Any of the following:

- routing policy or ordering changes
- topology builder changes (nodes, links, parameters)
- address decoding / PhysAddr behavior
- latency composition rules
- changes affecting determinism or connectivity
- changes touching two or more production files

## Verification Plan — Project Expectations

Concrete forms that Part 1's *Verification Plan* MUST take in this repo:

- SPEC requirement(s) / ADR(s) affected (e.g., R1/R2/R5, ADR-0002).
- Concrete input cases:
  - topology (SIP / CUBE / PE layout)
  - request parameters (src, dst, size_bytes).
- Expected observable assertions, such as:
  - hop trace contains key waypoints,
  - latency invariants (e.g., > 0, monotonic increase),
  - deterministic route selection.
  - **expected changes (or no changes) in generated diagrams**, if applicable.

## CLI Semantics

- `kernbench run --device <id>` runs the benchmark on a single device.
- Omitting `--device` runs the benchmark on all devices discovered in the topology (logically parallel).
- Device enumeration is handled by the CLI only; benchmarks MUST remain single-device.
- **Eval-bench exception (ADR-0054)**: a *milestone / eval bench*
  (`milestone-1h-*`) may drive many configurations and build its own
  per-config engines to regenerate a domain's full result + figure set; it
  ignores `--device` and submits a sentinel tensor to satisfy the
  "must submit ≥1 request" contract (ADR-0045 D4). This is the eval-harness
  carve-out to the single-device rule, alongside the ADR-0024 multi-SIP CCL
  exception.

## Derived Artifacts (Clarification)

- Generated diagrams under `docs/diagrams/` are **derived artifacts**, not production code.
- Korean ADR translations under `docs/adr-ko/` are **derived artifacts**
  (mirror of the canonical English in `docs/adr/`); see *ADR Translation
  Discipline*.
- Creating or updating files in `docs/diagrams/` or `docs/adr-ko/`:
  - does NOT count as a production code change,
  - does NOT require Phase 2 approval,
  - MUST be consistent with SPEC.md and ADRs.

## ADR Translation Discipline

English in `docs/adr/` is the canonical source of truth. Korean in
`docs/adr-ko/` mirrors it 1:1 as a derived artifact.
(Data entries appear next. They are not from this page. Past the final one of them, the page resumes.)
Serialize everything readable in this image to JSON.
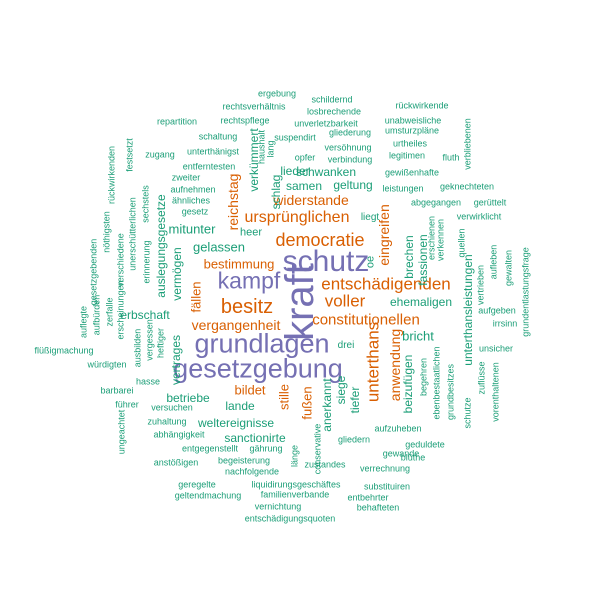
{
  "colors": {
    "green": "#1b9e77",
    "orange": "#d95f02",
    "purple": "#7570b3"
  },
  "words": [
    {
      "t": "kraft",
      "c": "purple"
    },
    {
      "t": "schutz",
      "c": "purple"
    },
    {
      "t": "gesetzgebung",
      "c": "purple"
    },
    {
      "t": "grundlagen",
      "c": "purple"
    },
    {
      "t": "kampf",
      "c": "purple"
    },
    {
      "t": "democratie",
      "c": "orange"
    },
    {
      "t": "entschädigenden",
      "c": "orange"
    },
    {
      "t": "besitz",
      "c": "orange"
    },
    {
      "t": "unterthans",
      "c": "orange"
    },
    {
      "t": "constitutionellen",
      "c": "orange"
    },
    {
      "t": "ursprünglichen",
      "c": "orange"
    },
    {
      "t": "voller",
      "c": "orange"
    },
    {
      "t": "vergangenheit",
      "c": "orange"
    },
    {
      "t": "anwendung",
      "c": "orange"
    },
    {
      "t": "widerstande",
      "c": "orange"
    },
    {
      "t": "bestimmung",
      "c": "orange"
    },
    {
      "t": "reichstag",
      "c": "orange"
    },
    {
      "t": "eingreifen",
      "c": "orange"
    },
    {
      "t": "fällen",
      "c": "orange"
    },
    {
      "t": "bildet",
      "c": "orange"
    },
    {
      "t": "fußen",
      "c": "orange"
    },
    {
      "t": "stille",
      "c": "orange"
    },
    {
      "t": "unterthansleistungen",
      "c": "green"
    },
    {
      "t": "gelassen",
      "c": "green"
    },
    {
      "t": "vermögen",
      "c": "green"
    },
    {
      "t": "ehemaligen",
      "c": "green"
    },
    {
      "t": "bricht",
      "c": "green"
    },
    {
      "t": "mitunter",
      "c": "green"
    },
    {
      "t": "schwanken",
      "c": "green"
    },
    {
      "t": "geltung",
      "c": "green"
    },
    {
      "t": "samen",
      "c": "green"
    },
    {
      "t": "lieder",
      "c": "green"
    },
    {
      "t": "weltereignisse",
      "c": "green"
    },
    {
      "t": "sanctionirte",
      "c": "green"
    },
    {
      "t": "betriebe",
      "c": "green"
    },
    {
      "t": "lande",
      "c": "green"
    },
    {
      "t": "vertrages",
      "c": "green"
    },
    {
      "t": "erbschaft",
      "c": "green"
    },
    {
      "t": "auslegungsgesetze",
      "c": "green"
    },
    {
      "t": "brechen",
      "c": "green"
    },
    {
      "t": "fassionen",
      "c": "green"
    },
    {
      "t": "beizufügen",
      "c": "green"
    },
    {
      "t": "anerkannt",
      "c": "green"
    },
    {
      "t": "tiefer",
      "c": "green"
    },
    {
      "t": "siege",
      "c": "green"
    },
    {
      "t": "verkümmert",
      "c": "green"
    },
    {
      "t": "schlag",
      "c": "green"
    },
    {
      "t": "heer",
      "c": "green"
    },
    {
      "t": "oe",
      "c": "green"
    },
    {
      "t": "drei",
      "c": "green"
    },
    {
      "t": "liegt",
      "c": "green"
    },
    {
      "t": "ergebung",
      "c": "green"
    },
    {
      "t": "rechtsverhältnis",
      "c": "green"
    },
    {
      "t": "schildernd",
      "c": "green"
    },
    {
      "t": "rückwirkende",
      "c": "green"
    },
    {
      "t": "losbrechende",
      "c": "green"
    },
    {
      "t": "repartition",
      "c": "green"
    },
    {
      "t": "rechtspflege",
      "c": "green"
    },
    {
      "t": "unverletzbarkeit",
      "c": "green"
    },
    {
      "t": "unabweisliche",
      "c": "green"
    },
    {
      "t": "haushalt",
      "c": "green"
    },
    {
      "t": "lang",
      "c": "green"
    },
    {
      "t": "suspendirt",
      "c": "green"
    },
    {
      "t": "gliederung",
      "c": "green"
    },
    {
      "t": "umsturzpläne",
      "c": "green"
    },
    {
      "t": "schaltung",
      "c": "green"
    },
    {
      "t": "versöhnung",
      "c": "green"
    },
    {
      "t": "urtheiles",
      "c": "green"
    },
    {
      "t": "verbliebenen",
      "c": "green"
    },
    {
      "t": "unterthänigst",
      "c": "green"
    },
    {
      "t": "opfer",
      "c": "green"
    },
    {
      "t": "verbindung",
      "c": "green"
    },
    {
      "t": "legitimen",
      "c": "green"
    },
    {
      "t": "fluth",
      "c": "green"
    },
    {
      "t": "zugang",
      "c": "green"
    },
    {
      "t": "entferntesten",
      "c": "green"
    },
    {
      "t": "gewißenhafte",
      "c": "green"
    },
    {
      "t": "rückwirkenden",
      "c": "green"
    },
    {
      "t": "festsetzt",
      "c": "green"
    },
    {
      "t": "zweiter",
      "c": "green"
    },
    {
      "t": "leistungen",
      "c": "green"
    },
    {
      "t": "geknechteten",
      "c": "green"
    },
    {
      "t": "aufnehmen",
      "c": "green"
    },
    {
      "t": "ähnliches",
      "c": "green"
    },
    {
      "t": "abgegangen",
      "c": "green"
    },
    {
      "t": "gerüttelt",
      "c": "green"
    },
    {
      "t": "gesetz",
      "c": "green"
    },
    {
      "t": "verwirklicht",
      "c": "green"
    },
    {
      "t": "sechstels",
      "c": "green"
    },
    {
      "t": "unerschütterlichen",
      "c": "green"
    },
    {
      "t": "nöthigsten",
      "c": "green"
    },
    {
      "t": "verschiedene",
      "c": "green"
    },
    {
      "t": "erinnerung",
      "c": "green"
    },
    {
      "t": "gesetzgebenden",
      "c": "green"
    },
    {
      "t": "aufbürden",
      "c": "green"
    },
    {
      "t": "zerfalle",
      "c": "green"
    },
    {
      "t": "erscheinungen",
      "c": "green"
    },
    {
      "t": "quellen",
      "c": "green"
    },
    {
      "t": "verkennen",
      "c": "green"
    },
    {
      "t": "erschienen",
      "c": "green"
    },
    {
      "t": "aufleben",
      "c": "green"
    },
    {
      "t": "grundentlastungsfrage",
      "c": "green"
    },
    {
      "t": "gewalten",
      "c": "green"
    },
    {
      "t": "vertrieben",
      "c": "green"
    },
    {
      "t": "aufgeben",
      "c": "green"
    },
    {
      "t": "irrsinn",
      "c": "green"
    },
    {
      "t": "auflegte",
      "c": "green"
    },
    {
      "t": "ausbilden",
      "c": "green"
    },
    {
      "t": "vergessen",
      "c": "green"
    },
    {
      "t": "heftiger",
      "c": "green"
    },
    {
      "t": "unsicher",
      "c": "green"
    },
    {
      "t": "flüßigmachung",
      "c": "green"
    },
    {
      "t": "würdigten",
      "c": "green"
    },
    {
      "t": "hasse",
      "c": "green"
    },
    {
      "t": "barbarei",
      "c": "green"
    },
    {
      "t": "zuflüsse",
      "c": "green"
    },
    {
      "t": "vorenthaltenen",
      "c": "green"
    },
    {
      "t": "führer",
      "c": "green"
    },
    {
      "t": "versuchen",
      "c": "green"
    },
    {
      "t": "begehren",
      "c": "green"
    },
    {
      "t": "ebenbestaatlichen",
      "c": "green"
    },
    {
      "t": "grundbesitzes",
      "c": "green"
    },
    {
      "t": "schutze",
      "c": "green"
    },
    {
      "t": "ungeachtet",
      "c": "green"
    },
    {
      "t": "zuhaltung",
      "c": "green"
    },
    {
      "t": "abhängigkeit",
      "c": "green"
    },
    {
      "t": "entgegenstellt",
      "c": "green"
    },
    {
      "t": "aufzuheben",
      "c": "green"
    },
    {
      "t": "geduldete",
      "c": "green"
    },
    {
      "t": "gliedern",
      "c": "green"
    },
    {
      "t": "conservative",
      "c": "green"
    },
    {
      "t": "länge",
      "c": "green"
    },
    {
      "t": "gewande",
      "c": "green"
    },
    {
      "t": "anstößigen",
      "c": "green"
    },
    {
      "t": "begeisterung",
      "c": "green"
    },
    {
      "t": "gährung",
      "c": "green"
    },
    {
      "t": "zustandes",
      "c": "green"
    },
    {
      "t": "blüthe",
      "c": "green"
    },
    {
      "t": "nachfolgende",
      "c": "green"
    },
    {
      "t": "verrechnung",
      "c": "green"
    },
    {
      "t": "geregelte",
      "c": "green"
    },
    {
      "t": "liquidirungsgeschäftes",
      "c": "green"
    },
    {
      "t": "substituiren",
      "c": "green"
    },
    {
      "t": "geltendmachung",
      "c": "green"
    },
    {
      "t": "familienverbande",
      "c": "green"
    },
    {
      "t": "entbehrter",
      "c": "green"
    },
    {
      "t": "vernichtung",
      "c": "green"
    },
    {
      "t": "behafteten",
      "c": "green"
    },
    {
      "t": "entschädigungsquoten",
      "c": "green"
    }
  ]
}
**Bidirectional sync rule (MUST)**: any edit to a file in `docs/adr/`
must be accompanied, in the same change, by a mirroring edit to
`docs/adr-ko/<same-filename>.md`. The reverse also applies: edits to
`docs/adr-ko/` must mirror back into `docs/adr/`. The two files must
always describe the same architectural content.

Mechanics:

- When editing an EN ADR, propagate the change to its KO counterpart
  by translating just the diff (preserve unaffected KO prose); do not
  regenerate the whole KO file from scratch.
- When editing a KO ADR, propagate to EN the same way.
- Filename mirror: `docs/adr/X.md` ↔ `docs/adr-ko/X.md` (no language
  suffix in either path).
- The `## Status` *lifecycle keyword* (`Accepted`, `Proposed`,
  `Stub (Future Work)`, `Draft`, `Superseded by ADR-NNNN`,
  `Merged into ADR-NNNN`) must match between EN and KO. Parenthetical
  commentary and any list items that follow the keyword may be
  translated naturally (the verify tool ignores them when comparing).
- Conflict policy: if the two diverge despite the rule, treat EN as
  authoritative and overwrite KO. Surface the divergence to the user
  before reconciling.
- `docs/adr-proposed/` is exempt — single language only, no mirror
  required until promotion.
- `docs/adr-history/` is frozen — pre-existing mixed-language state
  there is not migrated.

Verification: `python tools/verify_adr_lang_pairs.py` checks that
every EN ADR has a matching KO file, the title's ADR-NNNN matches the
filename, and Status blocks are byte-equal. Run it on demand or wire
it into CI. Exit code: 0 = OK, 1 = mismatch.

## runtime API / sim_engine Boundaries

- runtime API MUST NOT hardcode topology/routing or internal hop sequences.
- sim_engine MUST remain independent of runtime API semantics (no tensor/kernel policy logic).